There are few things quite as painful as sitting through bad improv. Go sit in the front row of the community theatre and watch your Aunt Gina’s church improv group do a scene built around the audience-suggested topic “catnip,” and say you do not want to gouge out your own eyes and sell them on the black market. At its worst, it comes off cheesy, overdone and insincere, but at its best, it transforms a thin story line into something fantastic. When a fine-tuned improv superstar walks out into the world with nothing but a character, or when comedy actors successful drive a scene from point A to point B without following a detailed line of dialogue, the result is unexpected and makes us laugh because it mirrors real life in a way that we always want to: making something out of nothing. The art of improvisation has become a popular comedic technique employed in movies, and though good improv films use the comedic technique in varying ways (some films are completely improvised, and some are loosely scripted), the following three films all have this in common: they are genuine and they are relatable, which makes them funny.
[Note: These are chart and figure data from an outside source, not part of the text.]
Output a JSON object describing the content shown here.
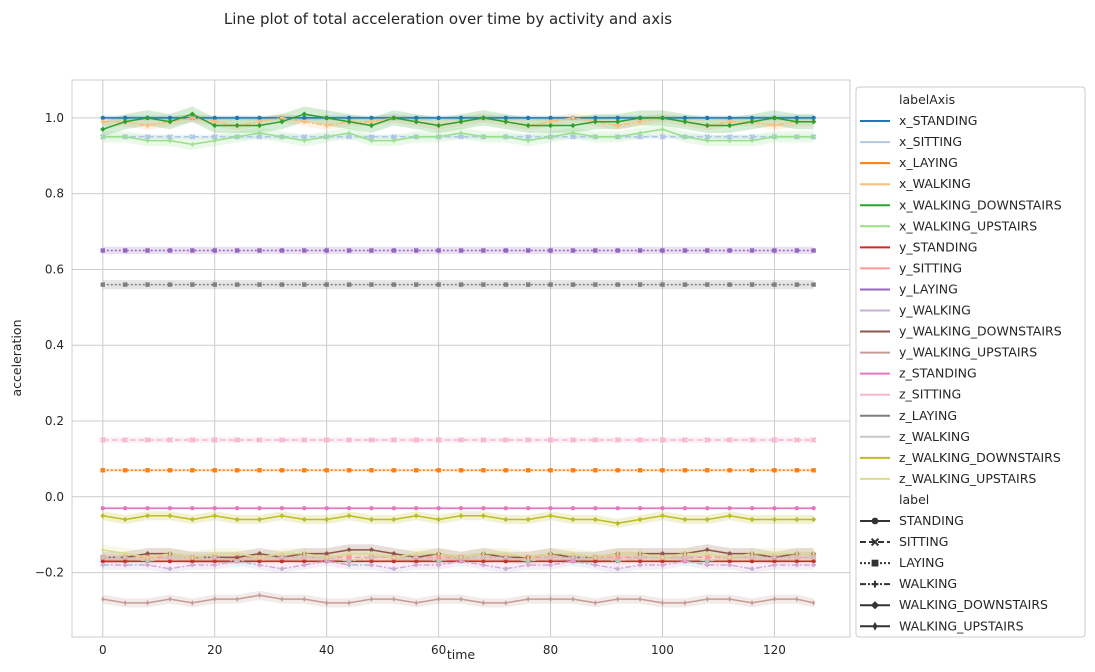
{
  "chart_data": {
    "type": "line",
    "title": "Line plot of total acceleration over time by activity and axis",
    "xlabel": "time",
    "ylabel": "acceleration",
    "xlim": [
      -5.5,
      133.5
    ],
    "ylim": [
      -0.37,
      1.1
    ],
    "xticks": [
      0,
      20,
      40,
      60,
      80,
      100,
      120
    ],
    "xtick_labels": [
      "0",
      "20",
      "40",
      "60",
      "80",
      "100",
      "120"
    ],
    "yticks": [
      -0.2,
      0.0,
      0.2,
      0.4,
      0.6,
      0.8,
      1.0
    ],
    "ytick_labels": [
      "−0.2",
      "0.0",
      "0.2",
      "0.4",
      "0.6",
      "0.8",
      "1.0"
    ],
    "grid": true,
    "legend_position": "outside-right",
    "legend_hue_title": "labelAxis",
    "legend_style_title": "label",
    "style_entries": [
      {
        "name": "STANDING",
        "marker": "circle",
        "dash": ""
      },
      {
        "name": "SITTING",
        "marker": "x",
        "dash": "6,3"
      },
      {
        "name": "LAYING",
        "marker": "square",
        "dash": "2,2"
      },
      {
        "name": "WALKING",
        "marker": "plus",
        "dash": "6,2,2,2"
      },
      {
        "name": "WALKING_DOWNSTAIRS",
        "marker": "diamond",
        "dash": ""
      },
      {
        "name": "WALKING_UPSTAIRS",
        "marker": "thin-diamond",
        "dash": ""
      }
    ],
    "x": [
      0,
      4,
      8,
      12,
      16,
      20,
      24,
      28,
      32,
      36,
      40,
      44,
      48,
      52,
      56,
      60,
      64,
      68,
      72,
      76,
      80,
      84,
      88,
      92,
      96,
      100,
      104,
      108,
      112,
      116,
      120,
      124,
      127
    ],
    "series": [
      {
        "name": "x_STANDING",
        "label": "STANDING",
        "color": "#1f77b4",
        "band": 0.006,
        "values": [
          1.0,
          1.0,
          1.0,
          1.0,
          1.0,
          1.0,
          1.0,
          1.0,
          1.0,
          1.0,
          1.0,
          1.0,
          1.0,
          1.0,
          1.0,
          1.0,
          1.0,
          1.0,
          1.0,
          1.0,
          1.0,
          1.0,
          1.0,
          1.0,
          1.0,
          1.0,
          1.0,
          1.0,
          1.0,
          1.0,
          1.0,
          1.0,
          1.0
        ]
      },
      {
        "name": "x_SITTING",
        "label": "SITTING",
        "color": "#aec7e8",
        "band": 0.006,
        "values": [
          0.95,
          0.95,
          0.95,
          0.95,
          0.95,
          0.95,
          0.95,
          0.95,
          0.95,
          0.95,
          0.95,
          0.95,
          0.95,
          0.95,
          0.95,
          0.95,
          0.95,
          0.95,
          0.95,
          0.95,
          0.95,
          0.95,
          0.95,
          0.95,
          0.95,
          0.95,
          0.95,
          0.95,
          0.95,
          0.95,
          0.95,
          0.95,
          0.95
        ]
      },
      {
        "name": "x_LAYING",
        "label": "LAYING",
        "color": "#ff7f0e",
        "band": 0.004,
        "values": [
          0.07,
          0.07,
          0.07,
          0.07,
          0.07,
          0.07,
          0.07,
          0.07,
          0.07,
          0.07,
          0.07,
          0.07,
          0.07,
          0.07,
          0.07,
          0.07,
          0.07,
          0.07,
          0.07,
          0.07,
          0.07,
          0.07,
          0.07,
          0.07,
          0.07,
          0.07,
          0.07,
          0.07,
          0.07,
          0.07,
          0.07,
          0.07,
          0.07
        ]
      },
      {
        "name": "x_WALKING",
        "label": "WALKING",
        "color": "#ffbb78",
        "band": 0.012,
        "values": [
          0.99,
          0.99,
          0.98,
          0.99,
          1.0,
          0.99,
          0.98,
          0.99,
          1.0,
          0.99,
          0.98,
          0.99,
          0.99,
          1.0,
          0.99,
          0.98,
          0.99,
          1.0,
          0.99,
          0.98,
          0.99,
          1.0,
          0.99,
          0.98,
          0.99,
          1.0,
          0.99,
          0.98,
          0.99,
          0.99,
          0.98,
          0.99,
          0.99
        ]
      },
      {
        "name": "x_WALKING_DOWNSTAIRS",
        "label": "WALKING_DOWNSTAIRS",
        "color": "#2ca02c",
        "band": 0.02,
        "values": [
          0.97,
          0.99,
          1.0,
          0.99,
          1.01,
          0.98,
          0.98,
          0.98,
          0.99,
          1.01,
          1.0,
          0.99,
          0.98,
          1.0,
          0.99,
          0.98,
          0.99,
          1.0,
          0.99,
          0.98,
          0.98,
          0.98,
          0.99,
          0.99,
          1.0,
          1.0,
          0.99,
          0.98,
          0.98,
          0.99,
          1.0,
          0.99,
          0.99
        ]
      },
      {
        "name": "x_WALKING_UPSTAIRS",
        "label": "WALKING_UPSTAIRS",
        "color": "#98df8a",
        "band": 0.015,
        "values": [
          0.95,
          0.95,
          0.94,
          0.94,
          0.93,
          0.94,
          0.95,
          0.96,
          0.95,
          0.94,
          0.95,
          0.96,
          0.94,
          0.94,
          0.95,
          0.95,
          0.96,
          0.95,
          0.95,
          0.94,
          0.95,
          0.96,
          0.95,
          0.95,
          0.96,
          0.97,
          0.95,
          0.94,
          0.94,
          0.94,
          0.95,
          0.95,
          0.95
        ]
      },
      {
        "name": "y_STANDING",
        "label": "STANDING",
        "color": "#d62728",
        "band": 0.005,
        "values": [
          -0.17,
          -0.17,
          -0.17,
          -0.17,
          -0.17,
          -0.17,
          -0.17,
          -0.17,
          -0.17,
          -0.17,
          -0.17,
          -0.17,
          -0.17,
          -0.17,
          -0.17,
          -0.17,
          -0.17,
          -0.17,
          -0.17,
          -0.17,
          -0.17,
          -0.17,
          -0.17,
          -0.17,
          -0.17,
          -0.17,
          -0.17,
          -0.17,
          -0.17,
          -0.17,
          -0.17,
          -0.17,
          -0.17
        ]
      },
      {
        "name": "y_SITTING",
        "label": "SITTING",
        "color": "#ff9896",
        "band": 0.006,
        "values": [
          -0.16,
          -0.16,
          -0.16,
          -0.16,
          -0.16,
          -0.16,
          -0.16,
          -0.16,
          -0.16,
          -0.16,
          -0.16,
          -0.16,
          -0.16,
          -0.16,
          -0.16,
          -0.16,
          -0.16,
          -0.16,
          -0.16,
          -0.16,
          -0.16,
          -0.16,
          -0.16,
          -0.16,
          -0.16,
          -0.16,
          -0.16,
          -0.16,
          -0.16,
          -0.16,
          -0.16,
          -0.16,
          -0.16
        ]
      },
      {
        "name": "y_LAYING",
        "label": "LAYING",
        "color": "#9467bd",
        "band": 0.01,
        "values": [
          0.65,
          0.65,
          0.65,
          0.65,
          0.65,
          0.65,
          0.65,
          0.65,
          0.65,
          0.65,
          0.65,
          0.65,
          0.65,
          0.65,
          0.65,
          0.65,
          0.65,
          0.65,
          0.65,
          0.65,
          0.65,
          0.65,
          0.65,
          0.65,
          0.65,
          0.65,
          0.65,
          0.65,
          0.65,
          0.65,
          0.65,
          0.65,
          0.65
        ]
      },
      {
        "name": "y_WALKING",
        "label": "WALKING",
        "color": "#c5b0d5",
        "band": 0.012,
        "values": [
          -0.18,
          -0.18,
          -0.18,
          -0.19,
          -0.18,
          -0.18,
          -0.17,
          -0.18,
          -0.19,
          -0.18,
          -0.17,
          -0.18,
          -0.18,
          -0.19,
          -0.18,
          -0.18,
          -0.17,
          -0.18,
          -0.19,
          -0.18,
          -0.18,
          -0.17,
          -0.18,
          -0.19,
          -0.18,
          -0.18,
          -0.17,
          -0.18,
          -0.18,
          -0.19,
          -0.18,
          -0.18,
          -0.18
        ]
      },
      {
        "name": "y_WALKING_DOWNSTAIRS",
        "label": "WALKING_DOWNSTAIRS",
        "color": "#8c564b",
        "band": 0.015,
        "values": [
          -0.16,
          -0.16,
          -0.15,
          -0.15,
          -0.16,
          -0.16,
          -0.16,
          -0.15,
          -0.16,
          -0.15,
          -0.15,
          -0.14,
          -0.14,
          -0.15,
          -0.16,
          -0.15,
          -0.16,
          -0.15,
          -0.16,
          -0.16,
          -0.15,
          -0.16,
          -0.16,
          -0.15,
          -0.15,
          -0.15,
          -0.15,
          -0.14,
          -0.15,
          -0.15,
          -0.16,
          -0.15,
          -0.15
        ]
      },
      {
        "name": "y_WALKING_UPSTAIRS",
        "label": "WALKING_UPSTAIRS",
        "color": "#c49c94",
        "band": 0.012,
        "values": [
          -0.27,
          -0.28,
          -0.28,
          -0.27,
          -0.28,
          -0.27,
          -0.27,
          -0.26,
          -0.27,
          -0.27,
          -0.28,
          -0.28,
          -0.27,
          -0.27,
          -0.28,
          -0.27,
          -0.27,
          -0.28,
          -0.28,
          -0.27,
          -0.27,
          -0.27,
          -0.28,
          -0.27,
          -0.27,
          -0.28,
          -0.28,
          -0.27,
          -0.27,
          -0.28,
          -0.27,
          -0.27,
          -0.28
        ]
      },
      {
        "name": "z_STANDING",
        "label": "STANDING",
        "color": "#e377c2",
        "band": 0.004,
        "values": [
          -0.03,
          -0.03,
          -0.03,
          -0.03,
          -0.03,
          -0.03,
          -0.03,
          -0.03,
          -0.03,
          -0.03,
          -0.03,
          -0.03,
          -0.03,
          -0.03,
          -0.03,
          -0.03,
          -0.03,
          -0.03,
          -0.03,
          -0.03,
          -0.03,
          -0.03,
          -0.03,
          -0.03,
          -0.03,
          -0.03,
          -0.03,
          -0.03,
          -0.03,
          -0.03,
          -0.03,
          -0.03,
          -0.03
        ]
      },
      {
        "name": "z_SITTING",
        "label": "SITTING",
        "color": "#f7b6d2",
        "band": 0.008,
        "values": [
          0.15,
          0.15,
          0.15,
          0.15,
          0.15,
          0.15,
          0.15,
          0.15,
          0.15,
          0.15,
          0.15,
          0.15,
          0.15,
          0.15,
          0.15,
          0.15,
          0.15,
          0.15,
          0.15,
          0.15,
          0.15,
          0.15,
          0.15,
          0.15,
          0.15,
          0.15,
          0.15,
          0.15,
          0.15,
          0.15,
          0.15,
          0.15,
          0.15
        ]
      },
      {
        "name": "z_LAYING",
        "label": "LAYING",
        "color": "#7f7f7f",
        "band": 0.012,
        "values": [
          0.56,
          0.56,
          0.56,
          0.56,
          0.56,
          0.56,
          0.56,
          0.56,
          0.56,
          0.56,
          0.56,
          0.56,
          0.56,
          0.56,
          0.56,
          0.56,
          0.56,
          0.56,
          0.56,
          0.56,
          0.56,
          0.56,
          0.56,
          0.56,
          0.56,
          0.56,
          0.56,
          0.56,
          0.56,
          0.56,
          0.56,
          0.56,
          0.56
        ]
      },
      {
        "name": "z_WALKING",
        "label": "WALKING",
        "color": "#c7c7c7",
        "band": 0.01,
        "values": [
          -0.16,
          -0.16,
          -0.17,
          -0.16,
          -0.16,
          -0.16,
          -0.17,
          -0.16,
          -0.16,
          -0.16,
          -0.16,
          -0.17,
          -0.16,
          -0.16,
          -0.16,
          -0.17,
          -0.16,
          -0.16,
          -0.16,
          -0.17,
          -0.16,
          -0.16,
          -0.16,
          -0.17,
          -0.16,
          -0.16,
          -0.16,
          -0.17,
          -0.16,
          -0.16,
          -0.16,
          -0.16,
          -0.16
        ]
      },
      {
        "name": "z_WALKING_DOWNSTAIRS",
        "label": "WALKING_DOWNSTAIRS",
        "color": "#bcbd22",
        "band": 0.012,
        "values": [
          -0.05,
          -0.06,
          -0.05,
          -0.05,
          -0.06,
          -0.05,
          -0.06,
          -0.06,
          -0.05,
          -0.06,
          -0.06,
          -0.05,
          -0.06,
          -0.06,
          -0.05,
          -0.06,
          -0.05,
          -0.05,
          -0.06,
          -0.06,
          -0.05,
          -0.06,
          -0.06,
          -0.07,
          -0.06,
          -0.05,
          -0.06,
          -0.06,
          -0.05,
          -0.06,
          -0.06,
          -0.06,
          -0.06
        ]
      },
      {
        "name": "z_WALKING_UPSTAIRS",
        "label": "WALKING_UPSTAIRS",
        "color": "#dbdb8d",
        "band": 0.015,
        "values": [
          -0.14,
          -0.15,
          -0.16,
          -0.15,
          -0.16,
          -0.15,
          -0.15,
          -0.16,
          -0.15,
          -0.15,
          -0.16,
          -0.15,
          -0.15,
          -0.16,
          -0.15,
          -0.15,
          -0.16,
          -0.15,
          -0.15,
          -0.16,
          -0.15,
          -0.15,
          -0.16,
          -0.15,
          -0.15,
          -0.16,
          -0.15,
          -0.15,
          -0.16,
          -0.15,
          -0.15,
          -0.15,
          -0.15
        ]
      }
    ]
  }
}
Despite the fact that the movie is a series of interviews with real people, Sacha Baron Cohen‘s controversial 2006 film was nominated for an Oscar in the category of “Best Adapted Screenplay.” There is a script for the movie—the writers, led by Cohen, sat down to imagine the direction they wanted to take each scene, and the character of Borat, a reporter from Kazahkstan, is certainly a product of the writing process, but the magic of the film happens in the unexpected moments. While the writers had to envision scenes that would leave Cohen opportunities for comedy, the hilarity comes from the honest reactions of the people that his character encounters. Though this movie is funny, it exposes some of the not-so-great aspects of American culture, especially in the face of a foreigner as ridiculous as Borat. Cohen’s commitment to character is highly respectable, and his performance genius.
“This is Spinal Tap!”
Considered a cult classic, this Rob Reiner film follows a 1980s British heavy metal band as they attempt an American reunion tour. The absolute beauty of this movie comes in the ad-libbed conversations. One of the most famous exchanges happens when Spinal Tap leading man Nigel Tufnel (Christopher Guest) shows documentarian Marty DiBergi (Reiner) his “special” amplifiers. While on most amps, the volume notch goes to the number 10, Nigel proudly displays that the Spinal Tap amps go all the way to 11. “One louder.” Marty responds, “Why don’t you just make ten louder and make ten be the top number and make that a little louder?” Then, there is a weighty pause, a genius moment based purely on what is not being said: Nigel is an idiot.
“The 40-Year-Old Virgin”
Though this movie does have a script, adding improv superstar Steve Carell to a cast rife with comedic talent (Seth Rogen, Jane Lynch, Paul Rudd, Romany Malco) begs for the freedom to move off script. Much like the HBO show, “Curb Your Enthusiasm,” Apatow‘s comedy movie follows a plotline; his scenes have definite goals and important points, but the actors converse naturally. For example, when Andy (Carrell) goes in to wax his chest, not only are the lines real, but the waxing is real. What you see on film is Carrell’s honest reaction to ripping out his long mane of chest hair, and the rest of the guys in the shoot simply stand by and laugh. These are real laughs at Steve’s very real pain. For the audience, these do not seem like actors. These seem like real guys, and every interaction they have is funny because of its relatability, the way it rings true, which is and should be at the core of great improv.